Przeprowadzka do nowego domu otwiera nowy rozdział w życiu każdego człowieka. Jest to sytuacja niełatwa dla właścicieli ogrodów, którzy w powstanie swego zielonego królestwa włożyli lata pracy, często kolekcjonując bardzo rzadkie okazy roślin. Zostawić to wszystko i zaczynać od nowa? Tak, ale pod warunkiem że część roślin zabierzemy ze sobą. 

 

Przeprowadzka ogrodu

Przy dobrej organizacji da się przeprowadzić sporo roślin. Najważniejsze, aby planowanie rozpocząć odpowiednio wcześnie. Jest lato, a planujemy przeprowadzkę na wiosnę? Bardzo dobrze – zyskujemy czas na zebranie nasion z ulubionych gatunków kwitnących. Nasiona przechowujemy w opisanych torebkach w chłodnym, suchym miejscu.

Mniejsze drzewa oraz krzewy wykopujemy wczesną wiosną i albo przesadzamy do plastikowych kubłów, albo, jak robi się to w szkółkach, balotujemy. Drzewo okopujemy wokół pnia w odległości 2/3 promienia korony, bryłę podważamy szpadlem, starając się przy tym nie uszkodzić korzeni. Trzeba koniecznie zwracać uwagę na stosunek objętości masy korzeniowej do korony, w idealnym wypadku powinien on wynosić 1:1.

Jeśli widać wyraźne dysproporcje, naziemną część rośliny przycinamy podczas sadzenia. Przesadzać można nawet starsze drzewa, jednak w tym wypadku nie obejdzie się bez pomocy wyspecjalizowanej firmy (dysponującej specjalistycznymi maszynami umożliwiającymi wysadzanie i transport nawet kilkudziesięcioletnich drzew). W skali mikro drzewa przesadza się przez sadzonki zdrewniałe. Warto je polecić zwłaszcza dla drzew i krzewów szybko rosnących, jak forsycja, porzeczka, budleja, które w ciągu 2-3 lat osiągają wysokość małego żywopłotu. 

 

Przesadzanie bylin

Do przeprowadzania bardzo dobrze nadają się byliny. Można je wykopać i podzielić na małe sadzonki i umieścić na czas transportu w doniczkach lub innych małych pojemnikach. Nie ma problemu z bylinami, które są już po kwitnieniu. Więcej zachodu wymagają byliny będące w trakcie kwitnienia. Trzeba usunąć z nich kwiaty i wykopać z możliwie największą bryłą korzeniową. W tym okresie nie można ich dzielić. Podobnie postępujemy z roślinami, które są przed kwitnieniem. Takie okazy na nowym miejscu muszą być szybko posadzone, dobrze podlane i zacieniowane.

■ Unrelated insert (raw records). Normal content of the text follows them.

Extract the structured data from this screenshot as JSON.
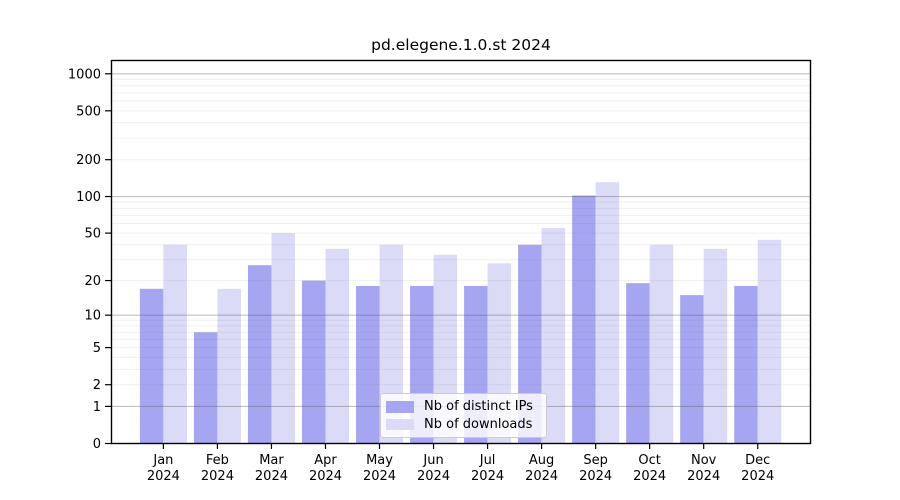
{
  "title": "pd.elegene.1.0.st 2024",
  "chart_data": {
    "type": "bar",
    "title": "pd.elegene.1.0.st 2024",
    "scale": "log1p",
    "grid": "on",
    "legend_position": "bottom-center",
    "categories": [
      "Jan",
      "Feb",
      "Mar",
      "Apr",
      "May",
      "Jun",
      "Jul",
      "Aug",
      "Sep",
      "Oct",
      "Nov",
      "Dec"
    ],
    "year": "2024",
    "series": [
      {
        "name": "Nb of distinct IPs",
        "color": "#a5a5f1",
        "values": [
          17,
          7,
          27,
          20,
          18,
          18,
          18,
          40,
          102,
          19,
          15,
          18
        ]
      },
      {
        "name": "Nb of downloads",
        "color": "#dbdbf8",
        "values": [
          40,
          17,
          50,
          37,
          40,
          33,
          28,
          55,
          131,
          40,
          37,
          44
        ]
      }
    ],
    "xlabel": "",
    "ylabel": "",
    "y_ticks": [
      0,
      1,
      2,
      5,
      10,
      20,
      50,
      100,
      200,
      500,
      1000
    ],
    "ylim": [
      0,
      1282
    ],
    "colors": {
      "major_grid": "#c6c6c6",
      "minor_grid": "#efefef",
      "spine": "#000000",
      "text": "#000000",
      "background": "#ffffff"
    }
  }
}
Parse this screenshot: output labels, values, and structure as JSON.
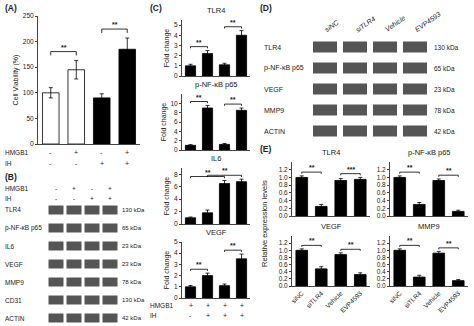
{
  "chart_data": [
    {
      "panel": "(A)",
      "type": "bar",
      "ylabel": "Cell Viability (%)",
      "categories": [
        null,
        null,
        null,
        null
      ],
      "values": [
        100,
        145,
        90,
        185
      ],
      "errors": [
        10,
        18,
        8,
        22
      ],
      "colors": [
        "white",
        "white",
        "black",
        "black"
      ],
      "ylim": [
        0,
        250
      ],
      "yticks": [
        0,
        50,
        100,
        150,
        200,
        250
      ],
      "grid": false,
      "significance": [
        {
          "from": 0,
          "to": 1,
          "label": "**"
        },
        {
          "from": 2,
          "to": 3,
          "label": "**"
        }
      ],
      "condition_rows": [
        {
          "label": "HMGB1",
          "cells": [
            "-",
            "+",
            "-",
            "+"
          ]
        },
        {
          "label": "IH",
          "cells": [
            "-",
            "-",
            "+",
            "+"
          ]
        }
      ]
    },
    {
      "panel": "(B)",
      "type": "blot",
      "condition_rows": [
        {
          "label": "HMGB1",
          "cells": [
            "-",
            "+",
            "-",
            "+"
          ]
        },
        {
          "label": "IH",
          "cells": [
            "-",
            "-",
            "+",
            "+"
          ]
        }
      ],
      "rows": [
        "TLR4",
        "p-NF-κB p65",
        "IL6",
        "VEGF",
        "MMP9",
        "CD31",
        "ACTIN"
      ],
      "kda": [
        "130 kDa",
        "65 kDa",
        "23 kDa",
        "23 kDa",
        "78 kDa",
        "130 kDa",
        "42 kDa"
      ]
    },
    {
      "panel": "(C)",
      "type": "group",
      "charts": [
        {
          "type": "bar",
          "title": "TLR4",
          "ylabel": "Fold change",
          "categories": [
            null,
            null,
            null,
            null
          ],
          "values": [
            1.0,
            2.2,
            1.1,
            4.0
          ],
          "errors": [
            0.15,
            0.3,
            0.15,
            0.45
          ],
          "color": "black",
          "ylim": [
            0,
            5.5
          ],
          "yticks": [
            0,
            1,
            2,
            3,
            4,
            5
          ],
          "grid": false,
          "significance": [
            {
              "from": 0,
              "to": 1,
              "label": "**"
            },
            {
              "from": 2,
              "to": 3,
              "label": "**"
            }
          ]
        },
        {
          "type": "bar",
          "title": "p-NF-κB p65",
          "ylabel": "Fold change",
          "categories": [
            null,
            null,
            null,
            null
          ],
          "values": [
            1.0,
            9.0,
            1.2,
            8.5
          ],
          "errors": [
            0.15,
            0.55,
            0.2,
            0.5
          ],
          "color": "black",
          "ylim": [
            0,
            12
          ],
          "yticks": [
            0,
            2,
            4,
            6,
            8,
            10
          ],
          "grid": false,
          "significance": [
            {
              "from": 0,
              "to": 1,
              "label": "**"
            },
            {
              "from": 2,
              "to": 3,
              "label": "**"
            }
          ]
        },
        {
          "type": "bar",
          "title": "IL6",
          "ylabel": "Fold change",
          "categories": [
            null,
            null,
            null,
            null
          ],
          "values": [
            1.0,
            1.8,
            6.5,
            6.8
          ],
          "errors": [
            0.12,
            0.45,
            0.5,
            0.4
          ],
          "color": "black",
          "ylim": [
            0,
            9
          ],
          "yticks": [
            0,
            2,
            4,
            6,
            8
          ],
          "grid": false,
          "significance": [
            {
              "from": 0,
              "to": 2,
              "label": "**"
            },
            {
              "from": 1,
              "to": 3,
              "label": "**"
            }
          ]
        },
        {
          "type": "bar",
          "title": "VEGF",
          "ylabel": "Fold change",
          "categories": [
            null,
            null,
            null,
            null
          ],
          "values": [
            1.0,
            2.0,
            1.1,
            3.5
          ],
          "errors": [
            0.12,
            0.22,
            0.15,
            0.42
          ],
          "color": "black",
          "ylim": [
            0,
            5.0
          ],
          "yticks": [
            0,
            1,
            2,
            3,
            4,
            5
          ],
          "grid": false,
          "significance": [
            {
              "from": 0,
              "to": 1,
              "label": "**"
            },
            {
              "from": 2,
              "to": 3,
              "label": "**"
            }
          ]
        }
      ],
      "condition_rows": [
        {
          "label": "HMGB1",
          "cells": [
            "+",
            "+",
            "+",
            "+"
          ]
        },
        {
          "label": "IH",
          "cells": [
            "-",
            "+",
            "+",
            "+"
          ]
        }
      ]
    },
    {
      "panel": "(D)",
      "type": "blot",
      "columns": [
        "siNC",
        "siTLR4",
        "Vehicle",
        "EVP4593"
      ],
      "rows": [
        "TLR4",
        "p-NF-κB p65",
        "VEGF",
        "MMP9",
        "ACTIN"
      ],
      "kda": [
        "130 kDa",
        "65 kDa",
        "23 kDa",
        "78 kDa",
        "42 kDa"
      ]
    },
    {
      "panel": "(E)",
      "type": "group",
      "ylabel": "Relative expression levels",
      "charts": [
        {
          "type": "bar",
          "title": "TLR4",
          "categories": [
            null,
            null,
            null,
            null
          ],
          "values": [
            1.0,
            0.25,
            0.92,
            0.95
          ],
          "errors": [
            0.04,
            0.05,
            0.05,
            0.05
          ],
          "color": "black",
          "ylim": [
            0,
            1.4
          ],
          "yticks": [
            {
              "value": 0,
              "label": "0.0"
            },
            0.2,
            0.4,
            0.6,
            0.8,
            {
              "value": 1,
              "label": "1.0"
            },
            1.2
          ],
          "grid": false,
          "significance": [
            {
              "from": 0,
              "to": 1,
              "label": "**"
            },
            {
              "from": 2,
              "to": 3,
              "label": "***"
            }
          ]
        },
        {
          "type": "bar",
          "title": "p-NF-κB p65",
          "categories": [
            null,
            null,
            null,
            null
          ],
          "values": [
            1.0,
            0.3,
            0.92,
            0.12
          ],
          "errors": [
            0.04,
            0.05,
            0.04,
            0.03
          ],
          "color": "black",
          "ylim": [
            0,
            1.4
          ],
          "yticks": [
            {
              "value": 0,
              "label": "0.0"
            },
            0.2,
            0.4,
            0.6,
            0.8,
            {
              "value": 1,
              "label": "1.0"
            },
            1.2
          ],
          "grid": false,
          "significance": [
            {
              "from": 0,
              "to": 1,
              "label": "**"
            },
            {
              "from": 2,
              "to": 3,
              "label": "**"
            }
          ]
        },
        {
          "type": "bar",
          "title": "VEGF",
          "categories": [
            "siNC",
            "siTLR4",
            "Vehicle",
            "EVP4593"
          ],
          "values": [
            1.0,
            0.48,
            0.88,
            0.32
          ],
          "errors": [
            0.04,
            0.06,
            0.05,
            0.05
          ],
          "color": "black",
          "ylim": [
            0,
            1.4
          ],
          "yticks": [
            {
              "value": 0,
              "label": "0.0"
            },
            0.2,
            0.4,
            0.6,
            0.8,
            {
              "value": 1,
              "label": "1.0"
            },
            1.2
          ],
          "grid": false,
          "significance": [
            {
              "from": 0,
              "to": 1,
              "label": "**"
            },
            {
              "from": 2,
              "to": 3,
              "label": "**"
            }
          ]
        },
        {
          "type": "bar",
          "title": "MMP9",
          "categories": [
            "siNC",
            "siTLR4",
            "Vehicle",
            "EVP4593"
          ],
          "values": [
            1.0,
            0.25,
            0.92,
            0.15
          ],
          "errors": [
            0.04,
            0.05,
            0.05,
            0.03
          ],
          "color": "black",
          "ylim": [
            0,
            1.4
          ],
          "yticks": [
            {
              "value": 0,
              "label": "0.0"
            },
            0.2,
            0.4,
            0.6,
            0.8,
            {
              "value": 1,
              "label": "1.0"
            },
            1.2
          ],
          "grid": false,
          "significance": [
            {
              "from": 0,
              "to": 1,
              "label": "**"
            },
            {
              "from": 2,
              "to": 3,
              "label": "**"
            }
          ]
        }
      ]
    }
  ]
}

Przeprowadzając rośliny latem, trzeba unikać dni wyjątkowo upalnych, a przeprowadzając je zimą – bardzo mroźnych, zwłaszcza gdy mamy do pokonania długą drogę lub istnieje ryzyko, że utkniemy w korku. Wydaje się to oczywiste, jednak w ferworze przygotowań pakowanie roślin schodzi zwykle na dalszy plan.

 

 

Pielęgnacja podczas przeprowadzki

Przypominamy zatem, aby przed transportem wszystkie rośliny jeszcze raz obficie nawodnić i na czas podróży umieścić w kubłach lub plastikowych wanienkach. Pamiętajmy też, że nasączone wodą bryły korzeniowe zwielokrotniają masę roślin. Roślin transportowanych zimą przed wyjazdem nie podlewamy. Pojemniki owijamy grubą warstwą papieru gazetowego, ocieplinę owijamy folią pęcherzykowatą i oklejamy taśmą klejącą.

Pewne zasady transportu są uniwersalne, niezależne od pory roku. Rośliny o rozłożystej koronie (dotyczy to także roślin pokojowych) podwiązujemy w snopek lub owijamy papierem gazetowym, siatką lub folią pęcherzykowatą. Rośliny wstawiamy do bagażówki na samym końcu. Jeżeli transport odbywa się latem, to po dotarciu auta na miejsce i rozładowaniu od razu podlewamy. Zimą rośliny pozostawiamy w otulinie w miejscu osłoniętym i czekamy, aż nadejdzie bezmroźny dzień – wówczas możemy sadzić.